What kind of preparations did you make to face the change you said you had foreseen? 

Before starting the revolution, both our party and movement held meetings and congresses where we discussed about the kind of change we asked for. We also organized public meetings where we listened to the views of the people, analyzed the situation in Syria and the Middle East, prepared projects, made decisions and presented a road map. As a consequence, we declared the Democratic Autonomy project as the Kurdish movement in West Kurdistan. We see Democratic Autonomy as the best solution not only for West Kurdistan but the entire Syrian territory.

Has the Democratic Autonomy project been defined by your party? How does the High Kurdish Council consider this project?

The project was built by the Social Democratic Movement (TEV-DEM) and other organizations affiliated to it. Our party PYD has supported this project and fought to put it into practice for the last one and a half year. On the way to autonomy, the people in West Kurdistan have formed self-government and city councils each of which has seventeen committees affiliated to it. As to the structure in villages where government were determined in line with populations, governance is leaded by communes that deal with many issues including security and social organization.

What is the function of these seventeen committees of city councils?

Some committees deal with public services in the areas of politics, women, youth, education, law, health and security and these committees have representatives at city councils. Each committee has a specific working area and they evaluate their activities at monthly meetings. The self-governance systems in the cities of Kobanê, Efrin and Cizire have been put into practice thanks to these committees which provide people with all their needs in many areas including health and security. In short, this achievement is a consequence of the Democratic Autonomy project we have declared.

How many cities have councils at present and are there any Kurdish cities that are still dominated by the Assad regime?

City councils and committees affiliated to them are actively being run in West Kurdistan and in all Kurdish populated cities such as Aleppo, Tiltemer and Hesekê. We are also organized in the Kurdish neighborhoods of the capital city Damascus. In some Kurdistan cities such as Kobanê, Efrin, Qamiþlo, Tirbisiyê, Amûde and Dêrikê, people are governing themselves and the number of this kind of settlement units is increasing every day in line with the current process and variant equilibriums.

What was the greatest obstacle you faced while putting the Democratic Autonomy project into practice? 

This is a new form of government for not only Kurds but also for the whole Middle East region. This is the first time it has been put into practice and people have started self-governance without a state. I would also like to remark that this system differs from all others because of its structure of organization from the base to the top. This project is at the same time a philosophy of life which we represent at the academies we have formed prioritizing the education of people.

In which way do you organize the education of people at acedemies, according to age groups or social classes? 

Besides special academies, we have also formed general public academies where all members in committes and administrations attend trainings and are learn the new paradigm in detail. We also provide lessons on the culture of democracy and self government. We organize regular seminars and panel discussions in neighborhoods and villages where we hold public meetings at regular intervals to discuss the political situation and the resolution of social problems. We surely take the criticism, proposals and evaluations of the people into consideration.
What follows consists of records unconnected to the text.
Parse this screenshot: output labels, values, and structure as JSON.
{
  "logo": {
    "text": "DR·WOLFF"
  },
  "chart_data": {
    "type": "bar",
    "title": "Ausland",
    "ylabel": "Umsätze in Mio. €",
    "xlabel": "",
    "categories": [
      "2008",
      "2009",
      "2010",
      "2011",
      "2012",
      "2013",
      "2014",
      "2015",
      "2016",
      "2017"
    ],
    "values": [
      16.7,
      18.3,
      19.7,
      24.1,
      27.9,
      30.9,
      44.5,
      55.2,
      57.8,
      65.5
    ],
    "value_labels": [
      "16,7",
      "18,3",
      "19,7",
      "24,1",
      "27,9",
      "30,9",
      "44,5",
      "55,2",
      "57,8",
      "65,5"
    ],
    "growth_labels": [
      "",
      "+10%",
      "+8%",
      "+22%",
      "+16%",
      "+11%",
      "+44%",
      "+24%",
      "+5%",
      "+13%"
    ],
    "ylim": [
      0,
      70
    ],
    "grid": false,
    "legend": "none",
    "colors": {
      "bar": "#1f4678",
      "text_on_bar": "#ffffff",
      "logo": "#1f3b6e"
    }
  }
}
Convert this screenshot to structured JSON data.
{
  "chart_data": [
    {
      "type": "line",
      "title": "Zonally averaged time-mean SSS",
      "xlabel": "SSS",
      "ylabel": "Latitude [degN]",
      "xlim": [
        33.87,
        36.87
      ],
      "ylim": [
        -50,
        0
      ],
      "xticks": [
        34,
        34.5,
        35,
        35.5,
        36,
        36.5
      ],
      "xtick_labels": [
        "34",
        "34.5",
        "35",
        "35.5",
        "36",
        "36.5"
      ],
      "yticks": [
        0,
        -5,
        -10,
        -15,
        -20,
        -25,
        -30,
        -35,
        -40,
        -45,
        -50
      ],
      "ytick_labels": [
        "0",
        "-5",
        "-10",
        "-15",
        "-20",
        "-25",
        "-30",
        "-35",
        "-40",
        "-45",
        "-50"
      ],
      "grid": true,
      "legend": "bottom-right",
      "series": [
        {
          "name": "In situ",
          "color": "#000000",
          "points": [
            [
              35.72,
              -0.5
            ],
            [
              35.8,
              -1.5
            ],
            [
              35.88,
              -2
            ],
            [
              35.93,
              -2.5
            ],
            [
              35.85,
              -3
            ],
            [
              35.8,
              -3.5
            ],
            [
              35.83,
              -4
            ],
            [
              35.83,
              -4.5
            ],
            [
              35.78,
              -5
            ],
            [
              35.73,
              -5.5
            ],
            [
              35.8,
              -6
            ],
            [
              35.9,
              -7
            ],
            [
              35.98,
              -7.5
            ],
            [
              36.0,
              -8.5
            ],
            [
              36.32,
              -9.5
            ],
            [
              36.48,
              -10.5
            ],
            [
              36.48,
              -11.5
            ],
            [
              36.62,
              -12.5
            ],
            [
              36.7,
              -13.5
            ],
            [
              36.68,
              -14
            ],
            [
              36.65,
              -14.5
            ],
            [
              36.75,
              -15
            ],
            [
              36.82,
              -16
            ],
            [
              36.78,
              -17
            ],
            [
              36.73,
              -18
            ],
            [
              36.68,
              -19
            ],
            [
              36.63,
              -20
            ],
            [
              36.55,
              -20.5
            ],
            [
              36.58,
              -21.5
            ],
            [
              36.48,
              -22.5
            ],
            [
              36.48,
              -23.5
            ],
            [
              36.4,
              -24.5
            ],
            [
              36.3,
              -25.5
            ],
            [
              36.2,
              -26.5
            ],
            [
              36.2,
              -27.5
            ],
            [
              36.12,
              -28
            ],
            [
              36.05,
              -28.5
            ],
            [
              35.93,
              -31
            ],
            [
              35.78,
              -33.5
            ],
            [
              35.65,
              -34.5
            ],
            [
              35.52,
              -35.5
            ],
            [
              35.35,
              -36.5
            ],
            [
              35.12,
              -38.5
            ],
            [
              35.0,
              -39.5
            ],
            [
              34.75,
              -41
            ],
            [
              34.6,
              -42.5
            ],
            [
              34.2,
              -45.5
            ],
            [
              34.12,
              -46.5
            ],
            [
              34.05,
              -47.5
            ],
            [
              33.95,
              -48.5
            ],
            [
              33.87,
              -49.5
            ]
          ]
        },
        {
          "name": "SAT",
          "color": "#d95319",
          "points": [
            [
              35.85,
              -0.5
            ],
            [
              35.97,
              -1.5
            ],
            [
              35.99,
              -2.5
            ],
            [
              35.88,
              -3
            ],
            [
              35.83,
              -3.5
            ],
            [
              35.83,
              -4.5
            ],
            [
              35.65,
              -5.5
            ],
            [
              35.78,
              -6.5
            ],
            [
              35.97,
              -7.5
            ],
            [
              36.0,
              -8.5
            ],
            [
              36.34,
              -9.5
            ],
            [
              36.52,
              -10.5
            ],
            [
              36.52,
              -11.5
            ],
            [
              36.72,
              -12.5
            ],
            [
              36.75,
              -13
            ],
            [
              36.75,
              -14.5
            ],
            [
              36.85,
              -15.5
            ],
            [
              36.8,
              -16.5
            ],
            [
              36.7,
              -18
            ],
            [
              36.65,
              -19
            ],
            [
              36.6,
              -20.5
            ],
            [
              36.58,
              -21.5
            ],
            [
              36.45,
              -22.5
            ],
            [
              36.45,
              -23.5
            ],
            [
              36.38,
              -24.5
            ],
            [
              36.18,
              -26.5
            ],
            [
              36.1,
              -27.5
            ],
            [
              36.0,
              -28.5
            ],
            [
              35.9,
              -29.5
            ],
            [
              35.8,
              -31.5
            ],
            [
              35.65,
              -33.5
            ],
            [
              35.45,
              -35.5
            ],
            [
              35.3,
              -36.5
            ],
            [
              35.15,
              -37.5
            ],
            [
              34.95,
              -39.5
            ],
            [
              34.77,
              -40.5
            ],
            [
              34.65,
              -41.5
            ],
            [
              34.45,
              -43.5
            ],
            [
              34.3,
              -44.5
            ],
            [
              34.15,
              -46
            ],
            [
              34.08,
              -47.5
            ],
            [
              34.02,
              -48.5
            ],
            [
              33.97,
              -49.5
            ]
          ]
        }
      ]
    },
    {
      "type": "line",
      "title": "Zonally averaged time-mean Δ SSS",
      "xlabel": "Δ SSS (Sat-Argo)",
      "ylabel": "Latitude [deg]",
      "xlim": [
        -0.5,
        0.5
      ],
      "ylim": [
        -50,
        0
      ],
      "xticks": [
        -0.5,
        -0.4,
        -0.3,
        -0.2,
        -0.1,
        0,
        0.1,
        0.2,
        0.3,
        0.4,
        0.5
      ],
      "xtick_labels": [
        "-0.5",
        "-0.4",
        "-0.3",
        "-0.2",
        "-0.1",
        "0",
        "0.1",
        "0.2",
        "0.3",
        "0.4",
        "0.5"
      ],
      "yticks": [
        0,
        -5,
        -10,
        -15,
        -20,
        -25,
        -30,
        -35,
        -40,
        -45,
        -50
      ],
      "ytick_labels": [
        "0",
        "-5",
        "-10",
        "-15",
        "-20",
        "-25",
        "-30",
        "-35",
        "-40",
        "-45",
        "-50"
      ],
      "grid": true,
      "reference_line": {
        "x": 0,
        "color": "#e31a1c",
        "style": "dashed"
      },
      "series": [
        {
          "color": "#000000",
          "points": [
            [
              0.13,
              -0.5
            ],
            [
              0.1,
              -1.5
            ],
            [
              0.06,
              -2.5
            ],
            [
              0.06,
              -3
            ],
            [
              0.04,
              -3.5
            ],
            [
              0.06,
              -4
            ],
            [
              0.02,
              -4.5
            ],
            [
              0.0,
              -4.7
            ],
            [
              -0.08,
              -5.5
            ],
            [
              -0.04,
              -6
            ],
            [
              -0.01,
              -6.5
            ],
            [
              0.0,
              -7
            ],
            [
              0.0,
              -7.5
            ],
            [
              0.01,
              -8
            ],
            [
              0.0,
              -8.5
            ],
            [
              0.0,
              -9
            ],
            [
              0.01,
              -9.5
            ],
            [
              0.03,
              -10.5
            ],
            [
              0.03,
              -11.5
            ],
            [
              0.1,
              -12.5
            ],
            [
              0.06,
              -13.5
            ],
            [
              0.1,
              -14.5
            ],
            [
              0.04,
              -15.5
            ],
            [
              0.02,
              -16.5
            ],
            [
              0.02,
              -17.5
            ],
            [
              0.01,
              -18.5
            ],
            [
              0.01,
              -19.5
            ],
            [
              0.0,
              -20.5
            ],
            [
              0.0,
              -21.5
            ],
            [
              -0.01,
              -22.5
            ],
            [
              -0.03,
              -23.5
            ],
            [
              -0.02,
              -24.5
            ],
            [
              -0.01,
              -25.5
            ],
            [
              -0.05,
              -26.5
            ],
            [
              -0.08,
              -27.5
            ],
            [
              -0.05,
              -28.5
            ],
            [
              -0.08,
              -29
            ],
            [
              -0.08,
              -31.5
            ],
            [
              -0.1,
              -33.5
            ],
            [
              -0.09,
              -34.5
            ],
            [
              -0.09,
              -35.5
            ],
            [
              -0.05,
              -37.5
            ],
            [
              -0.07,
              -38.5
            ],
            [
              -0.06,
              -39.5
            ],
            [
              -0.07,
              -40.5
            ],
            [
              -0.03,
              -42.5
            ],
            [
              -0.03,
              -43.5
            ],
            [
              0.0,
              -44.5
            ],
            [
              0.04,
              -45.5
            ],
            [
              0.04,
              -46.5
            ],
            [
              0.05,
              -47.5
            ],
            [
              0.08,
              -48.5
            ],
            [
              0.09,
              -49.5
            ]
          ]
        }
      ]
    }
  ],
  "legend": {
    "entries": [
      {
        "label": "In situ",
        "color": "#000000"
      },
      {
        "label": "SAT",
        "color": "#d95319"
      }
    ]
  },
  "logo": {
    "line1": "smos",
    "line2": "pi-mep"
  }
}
What about the public interest in this new form of government?

I can say that we had some difficulties in elections in particular as they were carried out for the first time in accordance with democracy as a requirement of the Democratic Autonomy. Through the elections, we have achieved a culture of election and democracy because of the fact that all decisions used to be made by the central structure as our people had been deprived of their right to elect and be elected in all elections till that date.